И хотя обе стороны, кажется, остались удовлетворены друг другом, Мстислава вздохнула с искренним облегчением, когда появившийся пригласить к трапезе слуга положил конец их беседе.
С этого дня началась подготовка к свадьбе, которую решили править на первые зазимки. У князя накопилось порядочно поручений, и Ратмир почти не бывал дома. Прежде всего требовалось выследить и изловить разбойников, и княжич вместе с Хортом и дружиной пропадал в лесах. Они поймали всю шайку, но Чубатому с парой приспешников удалось уйти, и Ратмир остался недоволен, пообещав, что после свадьбы перероет весь бор, но найдет душегубов.

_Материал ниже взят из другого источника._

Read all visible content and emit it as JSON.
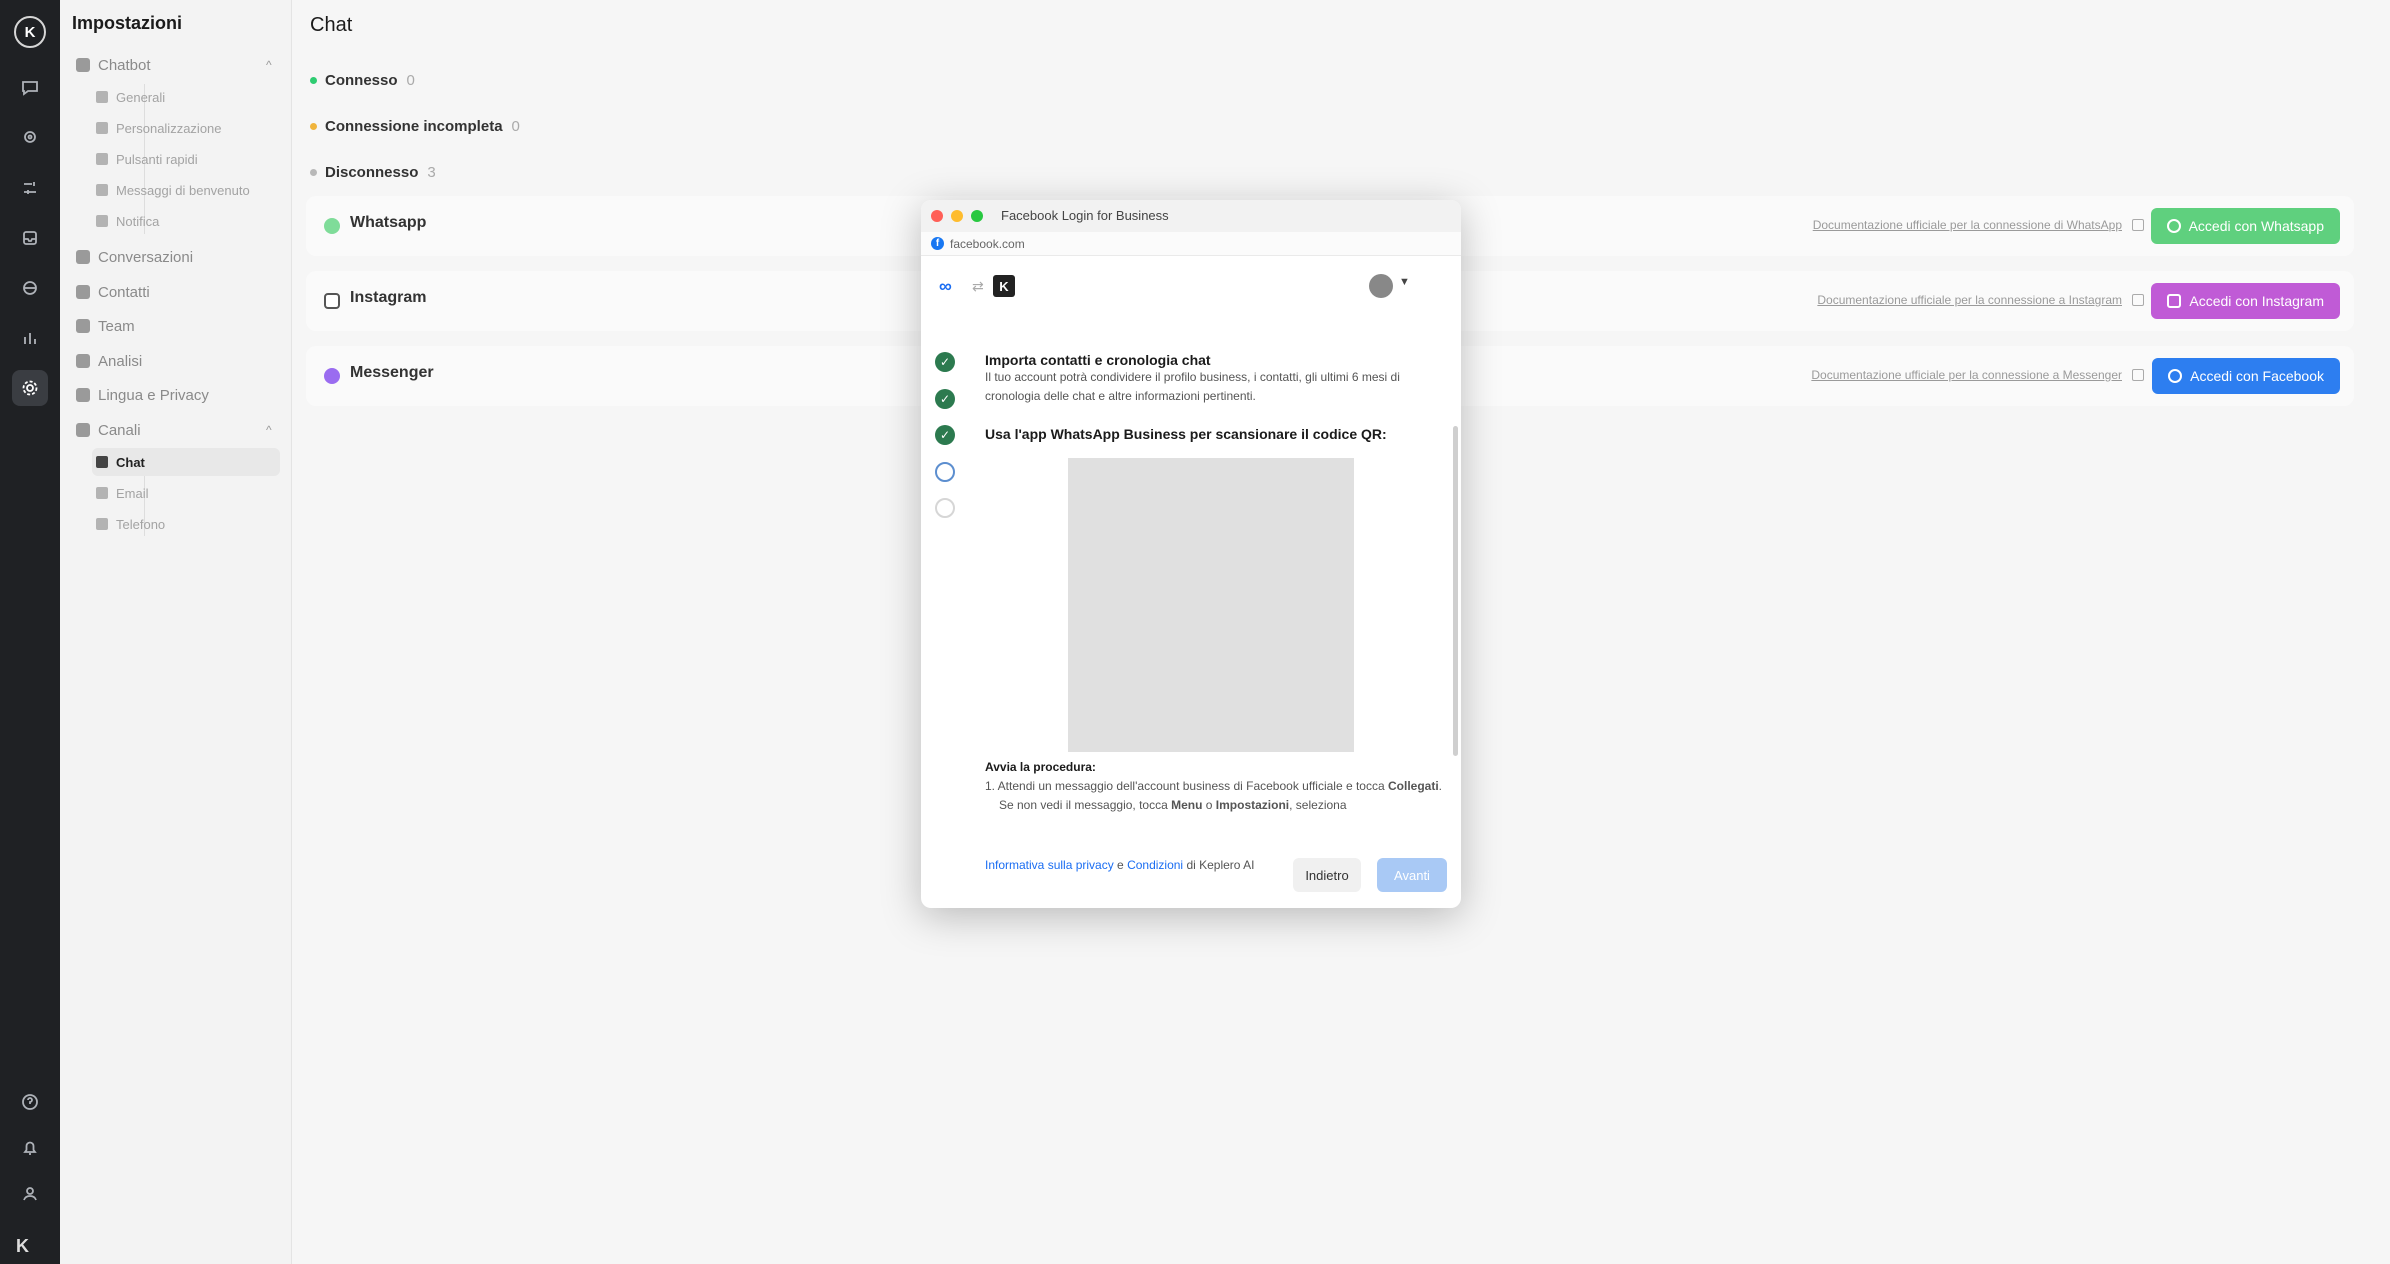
{
  "rail": {
    "logo": "K",
    "items": [
      "chat-icon",
      "location-icon",
      "tools-icon",
      "inbox-icon",
      "globe-icon",
      "chart-icon",
      "gear-icon"
    ],
    "bottom": [
      "help-icon",
      "bell-icon",
      "user-icon"
    ],
    "foot_logo": "K"
  },
  "sidebar": {
    "title": "Impostazioni",
    "chatbot": {
      "label": "Chatbot",
      "children": [
        "Generali",
        "Personalizzazione",
        "Pulsanti rapidi",
        "Messaggi di benvenuto",
        "Notifica"
      ]
    },
    "items": [
      "Conversazioni",
      "Contatti",
      "Team",
      "Analisi",
      "Lingua e Privacy"
    ],
    "canali": {
      "label": "Canali",
      "children": [
        "Chat",
        "Email",
        "Telefono"
      ]
    },
    "chevron": "^"
  },
  "main": {
    "title": "Chat",
    "statuses": [
      {
        "label": "Connesso",
        "count": "0",
        "color": "#2ecc71"
      },
      {
        "label": "Connessione incompleta",
        "count": "0",
        "color": "#f0b43c"
      },
      {
        "label": "Disconnesso",
        "count": "3",
        "color": "#b8b8b8"
      }
    ],
    "channels": [
      {
        "name": "Whatsapp",
        "doc": "Documentazione ufficiale per la connessione di WhatsApp",
        "cta": "Accedi con Whatsapp",
        "color": "#5fd07e",
        "icon": "whatsapp-icon"
      },
      {
        "name": "Instagram",
        "doc": "Documentazione ufficiale per la connessione a Instagram",
        "cta": "Accedi con Instagram",
        "color": "#c05bd6",
        "icon": "instagram-icon"
      },
      {
        "name": "Messenger",
        "doc": "Documentazione ufficiale per la connessione a Messenger",
        "cta": "Accedi con Facebook",
        "color": "#2d7ef0",
        "icon": "messenger-icon"
      }
    ]
  },
  "modal": {
    "window_title": "Facebook Login for Business",
    "url": "facebook.com",
    "meta_logo": "∞",
    "k_logo": "K",
    "section_title": "Importa contatti e cronologia chat",
    "section_text": "Il tuo account potrà condividere il profilo business, i contatti, gli ultimi 6 mesi di cronologia delle chat e altre informazioni pertinenti.",
    "qr_title": "Usa l'app WhatsApp Business per scansionare il codice QR:",
    "procedure_title": "Avvia la procedura:",
    "procedure_step1_a": "1. Attendi un messaggio dell'account business di Facebook ufficiale e tocca ",
    "procedure_step1_b": "Collegati",
    "procedure_step1_c": ".",
    "procedure_step2_a": "Se non vedi il messaggio, tocca ",
    "procedure_step2_b": "Menu",
    "procedure_step2_c": " o ",
    "procedure_step2_d": "Impostazioni",
    "procedure_step2_e": ", seleziona",
    "privacy_link": "Informativa sulla privacy",
    "and": " e ",
    "terms_link": "Condizioni",
    "of_company": " di Keplero AI",
    "back_label": "Indietro",
    "next_label": "Avanti"
  }
}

Шла вторая седмица пребывания Мстиславы в Зазимье, и за этот срок она видела жениха лишь несколько раз, да и то мельком. Мстиша дала себе зарок закончить обещанный Небесной Пряхе рушник до свадьбы и работала даже при лучине. Уже наступил вечер, и от усталости узоры расплывались перед глазами. Внезапно раздался короткий стук. Мстиша с удивлением прислушалась. Через несколько мгновений звук повторился, и она, отложив пяльцы, подошла к окну. Открыв створку, она настороженно выглянула в темный двор, и вдруг сердце подпрыгнуло от нечаянной радости. Внизу стоял Ратмир, и даже осенние сумерки не могли скрыть озарявшую его лицо улыбку.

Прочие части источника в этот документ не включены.